District 4 covers much of northeast Charlotte, including UNC Charlotte and University Research Park. This area has seen the greatest increase in the number of jobs between 2010 and 2013, increasing by 33 percent from 53,000 jobs to 70,000. UNC Charlotte, a major institution, will see continued growth and is expected to be a community of 40,000 students, faculty and staff by 2020.
District 5 includes much of southeast Charlotte, including the southern portion of U.S. 74/Independence Boulevard, as well as the old Eastland Mall site. This part of town has by far the fewest jobs per capita, with .19 jobs per person. With 22,156 total jobs, District 5 also has the least amount of commercial space, with 12.3 million square feet. It is likely people living in this part of town commute to other areas for work, as unemployment is only slightly higher than the county average.

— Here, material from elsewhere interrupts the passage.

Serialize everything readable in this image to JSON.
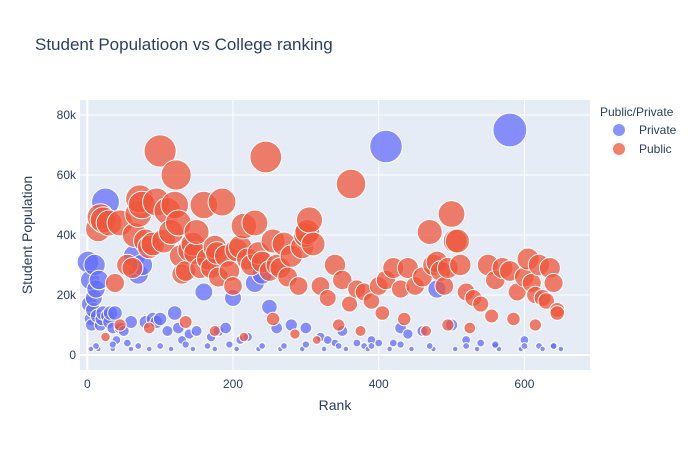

District 6 includes several established neighborhoods south of uptown Charlotte, such as Myers Park and Cotswold. The district also includes SouthPark mall and the surrounding area as well as some commercial development along U.S. 74. Overall, the district has .6 jobs per capita and the lowest job growth, increasing 12 percent from three years prior. The low job growth is likely due to this area’s relative stability through the recession. Circa 2008, uptown was home to almost exclusively “Class A” office space, leased by banks and related industries, whereas SouthPark has a wider variety of commercial development.
District 7 is in south Charlotte, including Ballantyne, southern Providence Road and areas adjacent to Matthews. It saw modest population growth (7 percent), and the second highest rate of job growth. While primarily residential, District 7 is also home to developments like the Ballantyne Corporate Park. In fact, commercial space increased by 2.6 million square feet between 2011 and 2013, more than Districts 1 and 2 growth combined. This shows that suburban commercial development is still a force to be reckoned with in Charlotte.
The numbers show us that districts 1 and 3, close to uptown, are the only areas with more jobs than people. District 2 seems poised to join their ranks, but the simultaneous growth of jobs and population might make it a district where people truly live and work. It’s might be surprising, since between 2013 and 2016 so much media attention has been devoted to growth in and around the uptown core of Charlotte. Yet in the immediate post-recession period, job growth was fairly evenly spread throughout the city, with suburban districts 4 and 7 seeing the most growth.
There are no areas of Charlotte where population growth outpaced job growth. Interestingly, towns and counties around Charlotte also saw more job than population growth. However, Mecklenburg County has significantly more jobs per capita. For example, fast-growing Union County only had .26 jobs per capita in 2013, compared to .55 for Mecklenburg County.